J’en ai loué deux — un pour moi, un pour Lia — et nous avons pris la direction du nord sur la Route nationale 6 avant de bifurquer sur une piste en latérite qui s’effritait sur les bords et nous a laissé les pneus couverts de poussière rouge. En dix minutes, les échoppes de souvenirs avaient disparu. En quinze, les temples aussi. Ce qui restait, c’était la campagne plate et immense de la province de Siem Reap : des rizières divisées par d’étroites diguettes de terre, l’air chargé d’odeurs d’eau, de fumée de bois et de cette putréfaction verte particulière que produit la végétation quand elle fait ce qu’elle fait par trente degrés.
La vie au ras des rizières
Les villages au nord et à l’ouest de la ville — Kdei Ruessei, Damdek, les grappes de maisons le long de la route vers la porte nord d’Angkor Thom qui n’apparaissent sur aucune carte — sont construits sur pilotis pour une raison. Entre juin et octobre, l’eau monte. Le rez-de-chaussée devient le plancher des vaches. Les cochons et les poules remontent plus haut. La vie quotidienne migre vers l’étage et continue peu ou prou comme avant.

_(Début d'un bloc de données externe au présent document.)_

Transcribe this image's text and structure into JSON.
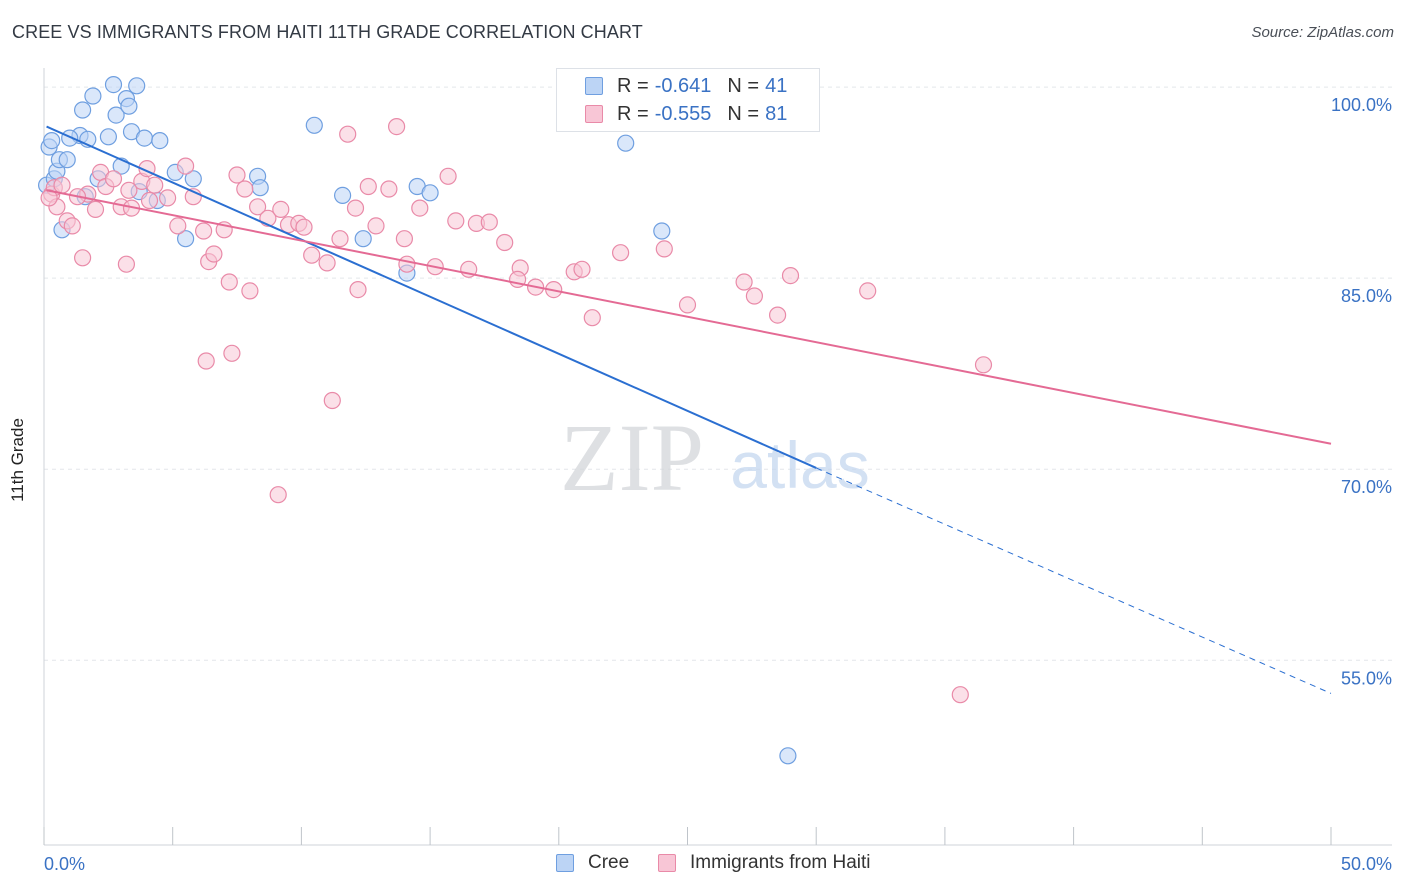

Nous sommes arrivés en saison sèche, si bien que les rizières étaient à leur moins spectaculaire : terre craquelée, chaume, quelques hérons cherchant ce qui restait. Mais les maisons étaient toujours surélevées, et c’est en dessous qu’il se passait quelque chose. Des hommes réparaient des moteurs à l’ombre. Des femmes triaient du poisson séché sur des nattes tressées. Un moine en robe safran longeait la diguette entre deux champs avec la sérénité tranquille de quelqu’un qui ne possède rien et n’a donc rien à perdre.
La cuisine inattendue
La découverte que je n’avais pas anticipée, c’était la cuisine en bord de chemin. Pas des restaurants — juste des femmes avec des braseros en terre cuite installés devant leurs marches, qui vendaient à manger au village plutôt qu’aux touristes. Je me suis arrêté à l’un d’eux près de la petite pagode du Wat Athvear et j’ai désigné ce qui ressemblait à un paquet de feuille de bananier. C’était du nem ansom — du riz gluant farci de porc et de fleur de bananier, cuit à la vapeur jusqu’à ce que la feuille soit devenue sombre et parfumée. Ça coûtait cinq cents riels. Je l’ai mangé assis sur un petit tabouret en plastique pendant qu’un enfant me fixait depuis derrière un poteau en bois avec cette intensité concentrée que seuls les enfants savent avoir.
Lia a trouvé le pressoir à canne à sucre deux maisons plus loin. Nous sommes restés là à boire un jus vert et trouble dans des sacs en plastique pendant qu’un chien dormait dans la poussière à nos pieds, indifférent à tout.
Trouver la bonne distance
Les villages ne sont pas une destination au sens habituel. Il n’y a rien à voir, et c’est pourquoi il y a tout à remarquer. La lumière à six heures du matin, quand la brume est encore basse sur les rizières et que les coqs rivalisent avec le chant des moines depuis le wat le plus proche, c’est la lumière pour laquelle je suis venu au Cambodge sans le savoir.
Quand y aller : De novembre à février, quand les pluies sont terminées et que les rizières sont soit fraîchement inondées soit lumineuses de jeunes pousses, et que la chaleur est presque supportable avant midi. Évitez avril et mai à moins de ne pédaler qu’à l’aube.